Multiplication of (pluri-)canonical ring

Question

Let $X$ be a smooth projective variety. One uses the so-called (pluri-)canonical ring $R(X) = \bigoplus_{m \geq 0} H^0(X,\omega_X^{\otimes m})$ to define the canonical model $X^{\text{can}}$ of $X$. Just because of the resemblence with the tensor algebra, I had always thought that the multiplication on $R(X)$ was given by $$ \left( \sum_i s_i \right) \cdot \left( \sum_j t_j\right ) = \sum_n \sum_{i+j= n} (s_i \cdot t_j),$$ where the multiplication $s_i \cdot t_j$ is induced by the tensor product. Since that would not result in a commutative ring, I was certainly mistaken and am now looking for the actual multiplication.
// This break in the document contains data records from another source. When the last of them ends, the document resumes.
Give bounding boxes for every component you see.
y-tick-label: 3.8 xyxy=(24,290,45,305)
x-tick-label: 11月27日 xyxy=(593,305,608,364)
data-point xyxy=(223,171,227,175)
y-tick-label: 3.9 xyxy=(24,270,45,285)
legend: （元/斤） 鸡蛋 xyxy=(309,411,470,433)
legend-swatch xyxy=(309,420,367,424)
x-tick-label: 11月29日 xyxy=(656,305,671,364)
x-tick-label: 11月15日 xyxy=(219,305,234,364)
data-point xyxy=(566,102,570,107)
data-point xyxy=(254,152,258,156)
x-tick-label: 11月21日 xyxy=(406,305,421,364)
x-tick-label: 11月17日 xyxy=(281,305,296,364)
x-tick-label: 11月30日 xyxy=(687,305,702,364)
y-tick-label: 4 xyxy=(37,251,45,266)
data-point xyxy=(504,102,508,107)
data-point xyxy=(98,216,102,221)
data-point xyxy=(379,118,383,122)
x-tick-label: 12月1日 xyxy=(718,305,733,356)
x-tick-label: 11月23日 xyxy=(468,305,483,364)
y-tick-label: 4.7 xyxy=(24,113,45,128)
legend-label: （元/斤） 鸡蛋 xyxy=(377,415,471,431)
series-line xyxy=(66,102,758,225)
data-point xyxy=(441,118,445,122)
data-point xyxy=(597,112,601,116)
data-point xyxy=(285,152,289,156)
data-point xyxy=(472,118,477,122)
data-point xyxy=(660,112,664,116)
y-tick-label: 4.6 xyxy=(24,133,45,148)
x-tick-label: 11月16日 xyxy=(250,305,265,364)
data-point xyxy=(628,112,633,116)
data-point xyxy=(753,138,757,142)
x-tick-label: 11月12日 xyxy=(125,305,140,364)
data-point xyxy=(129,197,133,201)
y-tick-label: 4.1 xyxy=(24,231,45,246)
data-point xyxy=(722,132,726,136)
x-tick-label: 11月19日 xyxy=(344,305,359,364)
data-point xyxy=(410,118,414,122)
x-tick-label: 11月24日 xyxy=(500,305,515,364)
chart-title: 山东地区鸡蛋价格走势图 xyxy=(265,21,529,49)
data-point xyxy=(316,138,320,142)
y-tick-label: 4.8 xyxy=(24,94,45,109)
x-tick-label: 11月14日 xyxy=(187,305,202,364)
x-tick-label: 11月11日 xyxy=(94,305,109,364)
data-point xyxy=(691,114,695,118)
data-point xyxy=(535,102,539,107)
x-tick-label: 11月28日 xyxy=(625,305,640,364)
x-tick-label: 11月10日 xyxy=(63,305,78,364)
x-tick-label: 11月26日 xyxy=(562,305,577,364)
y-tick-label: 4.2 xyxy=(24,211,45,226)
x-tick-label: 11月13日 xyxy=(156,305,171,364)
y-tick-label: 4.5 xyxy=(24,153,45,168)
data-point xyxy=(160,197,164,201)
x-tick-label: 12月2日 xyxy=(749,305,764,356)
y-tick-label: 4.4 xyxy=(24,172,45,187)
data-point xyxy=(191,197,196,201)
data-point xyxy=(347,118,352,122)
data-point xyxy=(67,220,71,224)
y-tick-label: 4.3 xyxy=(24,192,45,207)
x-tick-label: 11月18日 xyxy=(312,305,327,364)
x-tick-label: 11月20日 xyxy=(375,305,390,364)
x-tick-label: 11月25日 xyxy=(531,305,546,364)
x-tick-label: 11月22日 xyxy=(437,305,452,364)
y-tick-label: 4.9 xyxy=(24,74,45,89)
I checked several sources (including Mumford's original paper where he first defines this ring), but all these sources never spell out the multiplication or just claim that it has an obvious one. While I will probably agree a posteriori that there was an obvious multiplication that I seem to overlook, I just do not see it at the moment and would therefore be grateful for someone to clarify this little problem.

Answer 1

I think the point is that a section of a line bundle is uniquely determined by the divisor given by $\{s=0\}$. This is the divisor line bundle correspondence.

Given the sections, we get a divisor $D_{1}$ linearly equivelant to $nK_X$ and a divisor $D_2$ linearly equivelant to $mK_{X}$. Then, the divisor $D_1+ D_2$ is linearly equivelant to $(n+m)K_X$. This corresponding section is determined by the divisor $$D_1 + D_2$$ (not the class of the divisor in the picard group but the class in the formal abelian group of divisors). Then, the machinery of the divisor-line bundle correspondence gives a section of $\otimes^{m+n}K_{X}$ whose vanishing is exactly $D_1+D_{2}$.

Matt E's answer gives a very nice explanation of this correspondance here Divisor -- line bundle correspondence in algebraic geometry. See the last few paragraphs of the answer.